Le testimonianze di due detenute al centro “Brians 1” di Barcellona, portate al Papa nel quinto giorno del suo viaggio apostolico in Spagna, raccontano il paradosso di una reclusione fisica che, attraverso i percorsi della pastorale penitenziaria, dona un senso alle incomprensioni interiori, restituendo il sonno perduto e creando sana impazienza per quando “riprenderà la vita”

Edoardo Giribaldi – Città del Vaticano

"Hola, Santo Padre, voglio ringraziare il Signore perché, tra tutto ciò che ha fatto per me, mi ha anche fatto il dono di poter dormire". Nel portare questa riconoscenza poco convenzionale dinanzi al Papa il volto di Montse, detenuta al centro penitenziario "Brians 1" di Barcellona, tradisce ancora i segni della stanchezza. Se il riposo presume la quiete, gli occhi rigonfi sono quelli di chi ha passato notti a scontrarsi con il "silenzio di Dio", a non capire, al pari di Josefina, anch'ella detenuta, "perché avesse dovuto portare via" i loro figli. La rabbia, il senso di colpa, diventano allora le celle interiori paradossalmente ben più soffocanti di quelle fisiche. Dove, anzi, attraverso un'opera di pastorale penitenziaria che accompagna, si riaccende il desiderio e ridona respiro. E restituisce il sonno, per non farsi trovare stanca quando la vita "riprenderà". 

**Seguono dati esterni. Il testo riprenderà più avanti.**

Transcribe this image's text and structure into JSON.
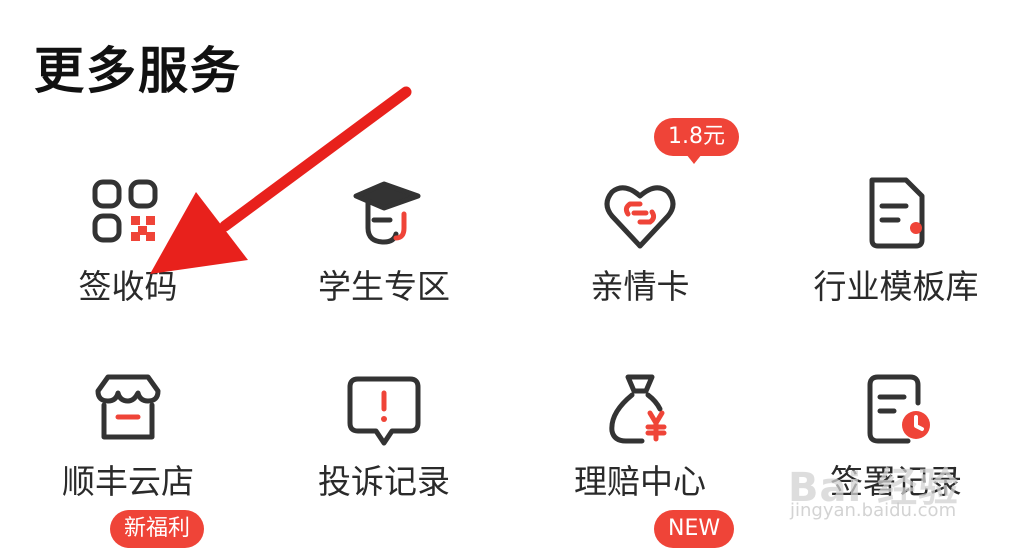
{
  "section": {
    "title": "更多服务"
  },
  "services": [
    {
      "label": "签收码",
      "icon": "qr-code-icon"
    },
    {
      "label": "学生专区",
      "icon": "graduation-cap-icon"
    },
    {
      "label": "亲情卡",
      "icon": "heart-link-icon",
      "badge": "1.8元"
    },
    {
      "label": "行业模板库",
      "icon": "document-template-icon"
    },
    {
      "label": "顺丰云店",
      "icon": "store-icon",
      "badge": "新福利"
    },
    {
      "label": "投诉记录",
      "icon": "complaint-icon"
    },
    {
      "label": "理赔中心",
      "icon": "money-bag-icon",
      "badge": "NEW"
    },
    {
      "label": "签署记录",
      "icon": "sign-record-icon"
    }
  ],
  "watermark": {
    "text": "Bai 经验",
    "sub": "jingyan.baidu.com"
  },
  "colors": {
    "accent": "#ef4438",
    "icon_stroke": "#333333",
    "arrow": "#e8211c"
  }
}
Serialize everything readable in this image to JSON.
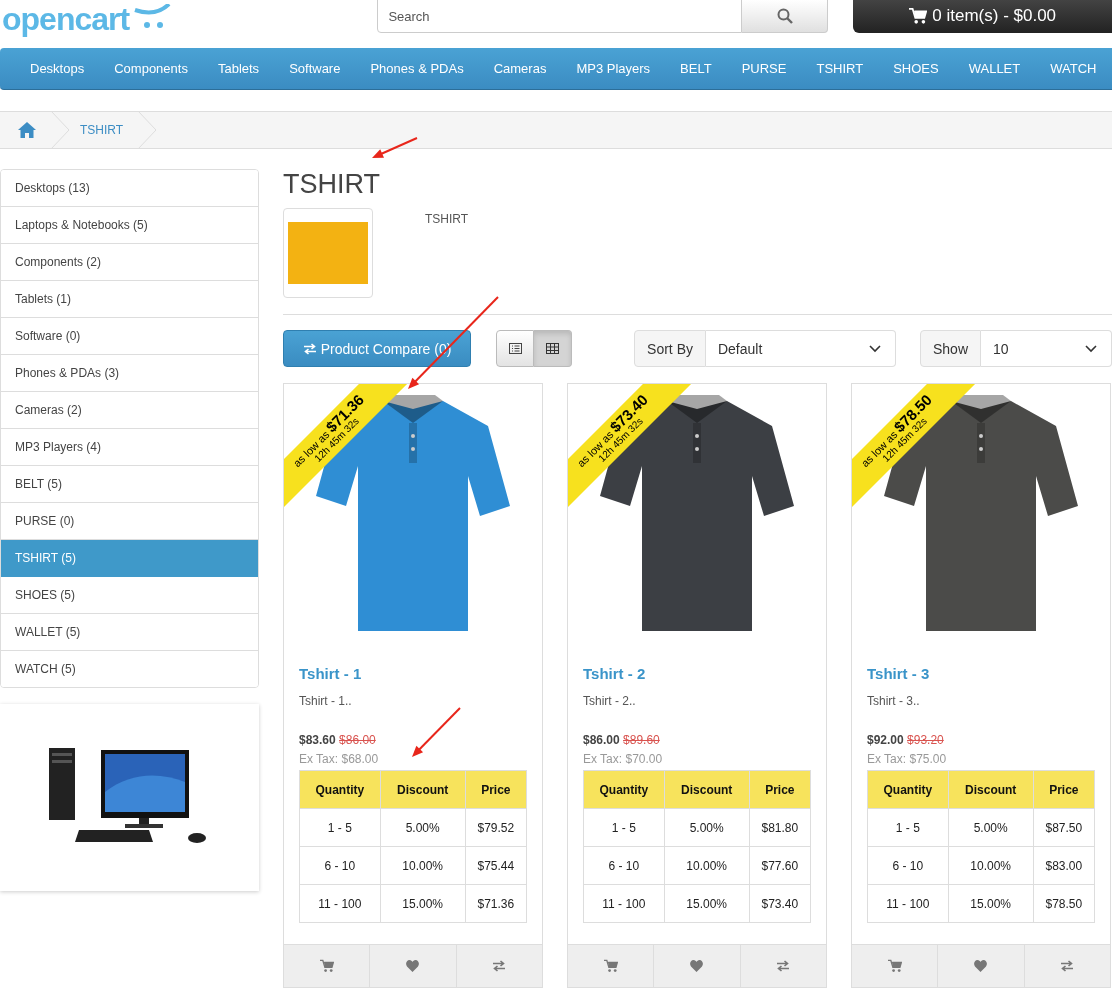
{
  "header": {
    "logo": "opencart",
    "search": {
      "placeholder": "Search"
    },
    "cart": "0 item(s) - $0.00"
  },
  "menu": [
    "Desktops",
    "Components",
    "Tablets",
    "Software",
    "Phones & PDAs",
    "Cameras",
    "MP3 Players",
    "BELT",
    "PURSE",
    "TSHIRT",
    "SHOES",
    "WALLET",
    "WATCH"
  ],
  "breadcrumb": [
    "TSHIRT"
  ],
  "categories": [
    {
      "label": "Desktops (13)",
      "selected": false
    },
    {
      "label": "Laptops & Notebooks (5)",
      "selected": false
    },
    {
      "label": "Components (2)",
      "selected": false
    },
    {
      "label": "Tablets (1)",
      "selected": false
    },
    {
      "label": "Software (0)",
      "selected": false
    },
    {
      "label": "Phones & PDAs (3)",
      "selected": false
    },
    {
      "label": "Cameras (2)",
      "selected": false
    },
    {
      "label": "MP3 Players (4)",
      "selected": false
    },
    {
      "label": "BELT (5)",
      "selected": false
    },
    {
      "label": "PURSE (0)",
      "selected": false
    },
    {
      "label": "TSHIRT (5)",
      "selected": true
    },
    {
      "label": "SHOES (5)",
      "selected": false
    },
    {
      "label": "WALLET (5)",
      "selected": false
    },
    {
      "label": "WATCH (5)",
      "selected": false
    }
  ],
  "category": {
    "title": "TSHIRT",
    "description": "TSHIRT"
  },
  "toolbar": {
    "compare": "Product Compare (0)",
    "views": [
      {
        "kind": "list",
        "selected": false
      },
      {
        "kind": "grid",
        "selected": true
      }
    ],
    "sort": {
      "label": "Sort By",
      "value": "Default"
    },
    "limit": {
      "label": "Show",
      "value": "10"
    }
  },
  "products": [
    {
      "name": "Tshirt - 1",
      "description": "Tshirt - 1..",
      "price": "$83.60",
      "old_price": "$86.00",
      "ex_tax": "Ex Tax: $68.00",
      "color": "#2f8ed4",
      "ribbon": {
        "offer": "as low as **$71.36**",
        "countdown": "12h 45m 32s"
      },
      "discounts": {
        "columns": [
          "Quantity",
          "Discount",
          "Price"
        ],
        "rows": [
          [
            "1 - 5",
            "5.00%",
            "$79.52"
          ],
          [
            "6 - 10",
            "10.00%",
            "$75.44"
          ],
          [
            "11 - 100",
            "15.00%",
            "$71.36"
          ]
        ]
      }
    },
    {
      "name": "Tshirt - 2",
      "description": "Tshirt - 2..",
      "price": "$86.00",
      "old_price": "$89.60",
      "ex_tax": "Ex Tax: $70.00",
      "color": "#3c3f44",
      "ribbon": {
        "offer": "as low as **$73.40**",
        "countdown": "12h 45m 32s"
      },
      "discounts": {
        "columns": [
          "Quantity",
          "Discount",
          "Price"
        ],
        "rows": [
          [
            "1 - 5",
            "5.00%",
            "$81.80"
          ],
          [
            "6 - 10",
            "10.00%",
            "$77.60"
          ],
          [
            "11 - 100",
            "15.00%",
            "$73.40"
          ]
        ]
      }
    },
    {
      "name": "Tshirt - 3",
      "description": "Tshirt - 3..",
      "price": "$92.00",
      "old_price": "$93.20",
      "ex_tax": "Ex Tax: $75.00",
      "color": "#4b4b49",
      "ribbon": {
        "offer": "as low as **$78.50**",
        "countdown": "12h 45m 32s"
      },
      "discounts": {
        "columns": [
          "Quantity",
          "Discount",
          "Price"
        ],
        "rows": [
          [
            "1 - 5",
            "5.00%",
            "$87.50"
          ],
          [
            "6 - 10",
            "10.00%",
            "$83.00"
          ],
          [
            "11 - 100",
            "15.00%",
            "$78.50"
          ]
        ]
      }
    }
  ]
}
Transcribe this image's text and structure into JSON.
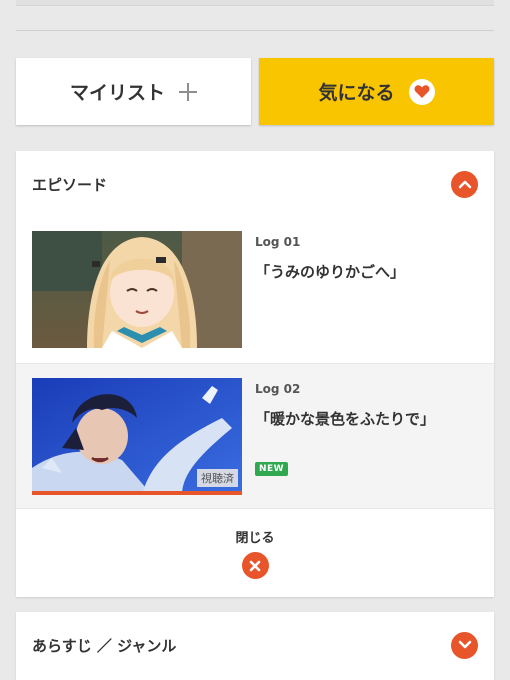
{
  "actions": {
    "mylist_label": "マイリスト",
    "kininaru_label": "気になる"
  },
  "episodes_panel": {
    "title": "エピソード",
    "items": [
      {
        "log": "Log 01",
        "title": "「うみのゆりかごへ」",
        "watched": "",
        "new": ""
      },
      {
        "log": "Log 02",
        "title": "「暖かな景色をふたりで」",
        "watched": "視聴済",
        "new": "NEW"
      }
    ],
    "close_label": "閉じる"
  },
  "synopsis_panel": {
    "title": "あらすじ ／ ジャンル"
  },
  "colors": {
    "accent": "#e8552a",
    "kininaru_bg": "#f9c400",
    "new_badge": "#2fa84f",
    "page_bg": "#e9e9e9"
  },
  "icons": [
    "plus-icon",
    "heart-icon",
    "chevron-up-icon",
    "close-icon",
    "chevron-down-icon"
  ]
}
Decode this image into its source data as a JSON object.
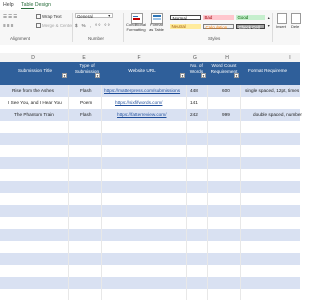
{
  "ribbon_tabs": [
    "Help",
    "Table Design"
  ],
  "ribbon": {
    "wrap_text": "Wrap Text",
    "merge_center": "Merge & Center",
    "number_format": "General",
    "conditional_formatting": "Conditional Formatting",
    "format_as_table": "Format as Table",
    "styles": {
      "normal": "Normal",
      "bad": "Bad",
      "good": "Good",
      "neutral": "Neutral",
      "calculation": "Calculation",
      "check_cell": "Check Cell"
    },
    "insert": "Insert",
    "delete": "Dele",
    "groups": {
      "alignment": "Alignment",
      "number": "Number",
      "styles": "Styles"
    }
  },
  "column_letters": [
    "D",
    "E",
    "F",
    "G",
    "H",
    "I"
  ],
  "table": {
    "headers": {
      "title": "Submission Title",
      "type": "Type of Submission",
      "url": "Website URL",
      "words": "No. of Words",
      "requirement": "Word Count Requirement",
      "format": "Format Requireme"
    },
    "rows": [
      {
        "title": "Rise from the Ashes",
        "type": "Flash",
        "url": "https://matterpress.com/submissions",
        "words": "448",
        "requirement": "600",
        "format": "single spaced, 12pt, times"
      },
      {
        "title": "I See You, and I Hear You",
        "type": "Poem",
        "url": "https://sixfifwords.com/",
        "words": "141",
        "requirement": "",
        "format": ""
      },
      {
        "title": "The Phantom Train",
        "type": "Flash",
        "url": "https://fatterreview.com/",
        "words": "242",
        "requirement": "999",
        "format": "double spaced, number"
      }
    ]
  },
  "colors": {
    "header_blue": "#2f5f9a",
    "band_blue": "#d9e1f2",
    "link": "#1f4e9b",
    "accent_green": "#2a6e3d"
  }
}
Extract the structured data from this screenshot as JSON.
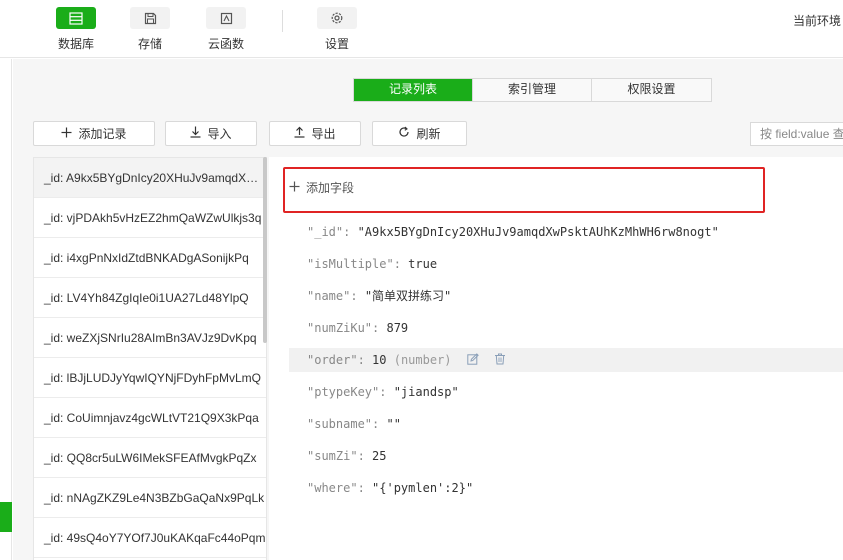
{
  "toolbar": {
    "items": [
      {
        "label": "数据库",
        "icon": "database-icon",
        "active": true
      },
      {
        "label": "存储",
        "icon": "storage-icon",
        "active": false
      },
      {
        "label": "云函数",
        "icon": "cloud-function-icon",
        "active": false
      },
      {
        "label": "设置",
        "icon": "gear-icon",
        "active": false
      }
    ],
    "env_label": "当前环境"
  },
  "tabs": [
    {
      "label": "记录列表",
      "active": true
    },
    {
      "label": "索引管理",
      "active": false
    },
    {
      "label": "权限设置",
      "active": false
    }
  ],
  "actions": {
    "add_record": "添加记录",
    "import": "导入",
    "export": "导出",
    "refresh": "刷新"
  },
  "search": {
    "placeholder": "按 field:value 查"
  },
  "records": [
    "_id: A9kx5BYgDnIcy20XHuJv9amqdXwPsktAUhKzMhWH6rw8nogt",
    "_id: vjPDAkh5vHzEZ2hmQaWZwUlkjs3q",
    "_id: i4xgPnNxIdZtdBNKADgASonijkPq",
    "_id: LV4Yh84ZgIqIe0i1UA27Ld48YlpQ",
    "_id: weZXjSNrIu28AImBn3AVJz9DvKpq",
    "_id: lBJjLUDJyYqwIQYNjFDyhFpMvLmQ",
    "_id: CoUimnjavz4gcWLtVT21Q9X3kPqa",
    "_id: QQ8cr5uLW6IMekSFEAfMvgkPqZx",
    "_id: nNAgZKZ9Le4N3BZbGaQaNx9PqLk",
    "_id: 49sQ4oY7YOf7J0uKAKqaFc44oPqm"
  ],
  "detail": {
    "add_field": "添加字段",
    "fields": [
      {
        "key": "\"_id\"",
        "value": "\"A9kx5BYgDnIcy20XHuJv9amqdXwPsktAUhKzMhWH6rw8nogt\""
      },
      {
        "key": "\"isMultiple\"",
        "value": "true"
      },
      {
        "key": "\"name\"",
        "value": "\"简单双拼练习\""
      },
      {
        "key": "\"numZiKu\"",
        "value": "879"
      },
      {
        "key": "\"order\"",
        "value": "10",
        "type": "(number)"
      },
      {
        "key": "\"ptypeKey\"",
        "value": "\"jiandsp\""
      },
      {
        "key": "\"subname\"",
        "value": "\"\""
      },
      {
        "key": "\"sumZi\"",
        "value": "25"
      },
      {
        "key": "\"where\"",
        "value": "\"{'pymlen':2}\""
      }
    ]
  },
  "colors": {
    "accent": "#1aad19",
    "highlight": "#e02424"
  }
}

Le testimonianze di Montse e Josefina si uniscono a quella di padre Jesús Bel Gaudó, dell'Ordine dei Mercedari, cappellano del penitenziario situato nel Comune di Sant Esteve Sesrovires, a Barcellona, visitato questa mattina, 10 giugno, da Papa Leone XIV, nel quinto giorno del suo viaggio apostolico in Spagna.


“Non lo dimenticheremo mai”

A dare il benvenuto al Pontefice è il direttore del carcere di custodia cautelare che ad oggi conta un migliaio di uomini e 150 donne in attesa di giudizio. Tuttavia, per l'arrivo del vescovo di Roma sono presenti anche alcuni detenuti dei centri Brians 2 e Wad Ras, una piccola rappresentanza della comunità cristiana dell'insieme delle detenute e dei detenuti della Catalogna, accompagnati dai cappellani delle carceri e dalle volontarie e dai volontari della pastorale penitenziaria. "Non sa l'onore che significa per tutti noi che abbia trovato il tempo per farci visita. Non lo dimenticheremo mai".

Il Papa saluta i detenuti del centro penitenziario
Il Papa saluta i detenuti del centro penitenziario   (@Vatican Media)

“Conversare sulle nostre preoccupazioni e desideri”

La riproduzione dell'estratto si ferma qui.